Keith came and took his place beside her. ‘Yeah, I think you got the clever genes from me, sweetie,’ he said, nudging Kim sideways.

And although she knew it to be impossible, the words had brought an ache to her throat as she had thought of how happy she and Mikey could have been had the fates been kinder.

Two weeks before her thirteenth birthday, her foster mother had brought a hot chocolate to her bedroom and simply placed it on her bedside cabinet. On her way out, Erica had paused at the door. Without turning, her hand had clutched the door handle.

‘Kim, you do know how much we love you, don't you?’

Kim had said nothing but had stared hard at Erica’s back.

‘We could not care more deeply if you were our biological child and we will never try and change you. We love you just the way you are, okay?’

Kim nodded as the words brought tears to her eyes. Without her knowledge this middle-aged couple had touched her heart and offered the first foundations of stability she had ever known.

Two days later, Keith and Erica were killed in a motorway pile-up.

Later she found out that they’d been on their way home from an appointment with a solicitor who specialised in adoption law.

Within an hour of the accident Kim was packed up and returned to the social care system like an unwanted package. There was no celebration, no fanfare upon her return. No acknowledgement of her three-year hiatus. A nod here and there and the latest spare bed.

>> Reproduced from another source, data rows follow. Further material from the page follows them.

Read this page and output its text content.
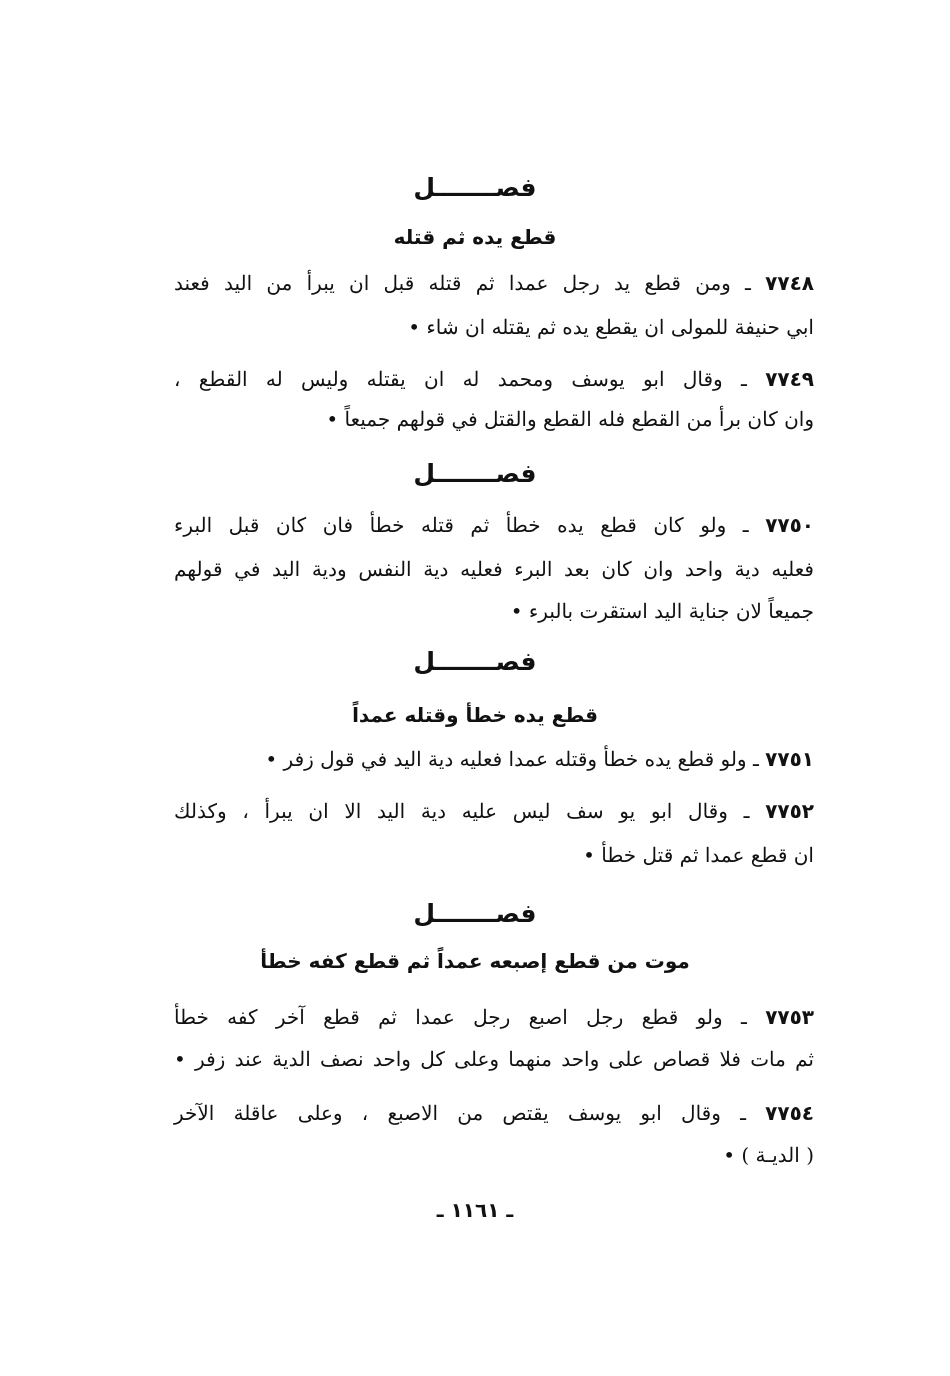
فصـــــــل
قطع يده ثم قتله
٧٧٤٨ ـ ومن قطع يد رجل عمدا ثم قتله قبل ان يبرأ من اليد فعند
ابي حنيفة للمولى ان يقطع يده ثم يقتله ان شاء •
٧٧٤٩ ـ وقال ابو يوسف ومحمد له ان يقتله وليس له القطع ،
وان كان برأ من القطع فله القطع والقتل في قولهم جميعاً •
فصـــــــل
٧٧٥٠ ـ ولو كان قطع يده خطأ ثم قتله خطأ فان كان قبل البرء
فعليه دية واحد وان كان بعد البرء فعليه دية النفس ودية اليد في قولهم
جميعاً لان جناية اليد استقرت بالبرء •
فصـــــــل
قطع يده خطأ وقتله عمداً
٧٧٥١ ـ ولو قطع يده خطأ وقتله عمدا فعليه دية اليد في قول زفر •
٧٧٥٢ ـ وقال ابو يو سف ليس عليه دية اليد الا ان يبرأ ، وكذلك
ان قطع عمدا ثم قتل خطأ •
فصـــــــل
موت من قطع إصبعه عمداً ثم قطع كفه خطأ
٧٧٥٣ ـ ولو قطع رجل اصبع رجل عمدا ثم قطع آخر كفه خطأ
ثم مات فلا قصاص على واحد منهما وعلى كل واحد نصف الدية عند زفر •
٧٧٥٤ ـ وقال ابو يوسف يقتص من الاصبع ، وعلى عاقلة الآخر
( الديـة ) •
ـ ١١٦١ ـ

Kim wiped away a tear that had escaped and travelled down her cheek. This was the problem with journeys to her past. Any happy memory led to tragedy and loss. The reason she didn’t visit all that often.

The aroma of the coffee pot called from the kitchen. She pushed herself to her feet and took her mug for a refill.

As she poured the liquid into the mug her eyes moved across the vast collection of cookery books that lined her kitchen shelves.

Suddenly the words that were twenty-one years too late escaped from between her lips.